16 and say to him, “Now behold, there are fifty men with your servants, sons of valor: please let them go, and they seek your lord, lest the Spirit of YHWH has taken him up, and casts him on one of the hills or into one of the valleys”; and he says, “You do not send.”
“Yanımızda elli güçlü adam var” dediler, “İzin ver, gidip efendini arayalım. Belki RAB'bin Ruhu onu dağların ya da vadilerin birine atmıştır.” Elişa, “Hayır, onları göndermeyin” dedi.
17 And they press on him, until he is ashamed, and he says, “Send”; and they send fifty men, and they seek three days, and have not found him;
Ama o kadar direttiler ki, sonunda Elişa dayanamadı, “Peki, gönderin” dedi. Elli adam gidip üç gün İlyas'ı aradılarsa da bulamadılar.
18 and they return to him—and he is abiding in Jericho—and he says to them, “Did I not say to you, Do not go?”
Sonra Eriha'ya, Elişa'nın yanına döndüler. Elişa onlara, “Ben size gitmeyin demedim mi?” dedi.
19 And the men of the city say to Elisha, “Now behold, the site of the city [is] good, as my lord sees, and the waters [are] bad, and the earth sterile.”
Erihalılar Elişa'ya, “Efendimiz, gördüğün gibi bu kentin yeri iyi ama suyu kötü, toprağı da verimsiz” dediler.
20 And he says, “Bring a new dish to me, and place salt there”; and they bring [it] to him,
Elişa, “Yeni bir kabın içine tuz koyup bana getirin” dedi. Kap getirilince,
21 and he goes out to the source of the waters, and casts salt there, and says, “Thus said YHWH: I have given healing to these waters; there is not anymore death and sterility there.”
Elişa suyun kaynağına çıktı, tuzu suya atıp şöyle dedi: “RAB diyor ki, ‘Bu suyu paklıyorum, artık onda ölüm ve verimsizlik olmayacak.’”
22 And the waters are healed to this day, according to the word of Elisha that he spoke.
Elişa'nın söylediği gibi, su bugüne dek temiz kaldı.
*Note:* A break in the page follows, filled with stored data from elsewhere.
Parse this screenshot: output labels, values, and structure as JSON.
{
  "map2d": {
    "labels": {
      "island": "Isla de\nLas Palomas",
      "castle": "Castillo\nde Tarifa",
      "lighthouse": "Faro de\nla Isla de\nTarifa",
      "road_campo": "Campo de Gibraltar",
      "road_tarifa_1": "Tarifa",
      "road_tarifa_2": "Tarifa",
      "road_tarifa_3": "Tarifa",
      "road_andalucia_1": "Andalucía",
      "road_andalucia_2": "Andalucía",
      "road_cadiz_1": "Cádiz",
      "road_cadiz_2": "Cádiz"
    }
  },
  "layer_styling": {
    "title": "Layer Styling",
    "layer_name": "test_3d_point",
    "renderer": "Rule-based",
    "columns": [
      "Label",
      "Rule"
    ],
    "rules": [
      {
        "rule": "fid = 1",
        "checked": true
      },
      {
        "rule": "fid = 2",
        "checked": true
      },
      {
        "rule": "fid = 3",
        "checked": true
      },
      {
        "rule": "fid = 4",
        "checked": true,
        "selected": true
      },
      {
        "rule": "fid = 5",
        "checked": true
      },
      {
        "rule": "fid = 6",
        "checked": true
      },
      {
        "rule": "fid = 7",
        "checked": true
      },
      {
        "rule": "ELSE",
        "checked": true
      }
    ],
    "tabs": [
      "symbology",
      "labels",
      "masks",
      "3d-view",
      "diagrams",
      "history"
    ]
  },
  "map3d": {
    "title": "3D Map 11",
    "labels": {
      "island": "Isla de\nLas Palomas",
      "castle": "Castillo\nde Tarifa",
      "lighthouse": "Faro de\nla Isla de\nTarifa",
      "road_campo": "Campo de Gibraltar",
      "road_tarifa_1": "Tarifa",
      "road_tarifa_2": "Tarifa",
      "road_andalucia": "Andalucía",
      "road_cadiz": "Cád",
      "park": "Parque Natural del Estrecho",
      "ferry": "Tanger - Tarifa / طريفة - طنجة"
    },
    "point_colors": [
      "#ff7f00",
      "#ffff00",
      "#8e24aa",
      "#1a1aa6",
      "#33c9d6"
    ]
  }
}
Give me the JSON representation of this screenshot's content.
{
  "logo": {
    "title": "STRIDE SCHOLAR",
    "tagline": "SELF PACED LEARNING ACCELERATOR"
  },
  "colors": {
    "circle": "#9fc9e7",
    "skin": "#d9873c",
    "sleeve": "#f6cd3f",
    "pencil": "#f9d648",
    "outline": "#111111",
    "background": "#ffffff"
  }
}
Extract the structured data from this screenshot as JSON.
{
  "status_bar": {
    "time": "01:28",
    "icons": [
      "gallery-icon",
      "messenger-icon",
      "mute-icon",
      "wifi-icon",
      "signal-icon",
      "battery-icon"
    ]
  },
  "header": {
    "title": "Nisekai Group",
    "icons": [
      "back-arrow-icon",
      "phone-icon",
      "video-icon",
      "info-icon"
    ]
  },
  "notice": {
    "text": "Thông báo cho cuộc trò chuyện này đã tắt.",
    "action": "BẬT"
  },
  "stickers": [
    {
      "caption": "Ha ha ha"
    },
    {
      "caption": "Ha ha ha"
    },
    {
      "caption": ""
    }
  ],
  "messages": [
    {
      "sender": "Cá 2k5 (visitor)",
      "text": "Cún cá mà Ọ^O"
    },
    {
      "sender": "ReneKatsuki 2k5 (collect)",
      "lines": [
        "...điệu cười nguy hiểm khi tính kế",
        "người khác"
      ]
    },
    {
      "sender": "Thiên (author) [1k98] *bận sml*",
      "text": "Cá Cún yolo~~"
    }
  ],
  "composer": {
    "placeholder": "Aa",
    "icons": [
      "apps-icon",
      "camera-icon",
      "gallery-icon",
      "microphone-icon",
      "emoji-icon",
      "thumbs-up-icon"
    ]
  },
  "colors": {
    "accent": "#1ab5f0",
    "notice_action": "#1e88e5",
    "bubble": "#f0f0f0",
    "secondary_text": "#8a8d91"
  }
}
23 And he goes up from there to Beth-El, and he is going up in the way, and little youths have come out from the city, and scoff at him, and say to him, “Go up, bald-head! Go up, bald-head!”
Elişa oradan ayrılıp Beytel'e giderken kentin çocukları yola döküldüler. “Defol, defol, kel kafalı!” diyerek onunla alay ettiler.
24 And he looks behind him, and sees them, and declares them vile in the Name of YHWH, and two bears come out of the forest and ripped apart forty-two of the boys.
Elişa arkasına dönüp çocuklara baktı ve RAB'bin adıyla onları lanetledi. Bunun üzerine ormandan çıkan iki dişi ayı çocuklardan kırk ikisini parçaladı.
25 And he goes from there to the hill of Carmel, and from there he has turned back to Samaria.
Elişa oradan Karmel Dağı'na gitti, sonra Samiriye'ye döndü.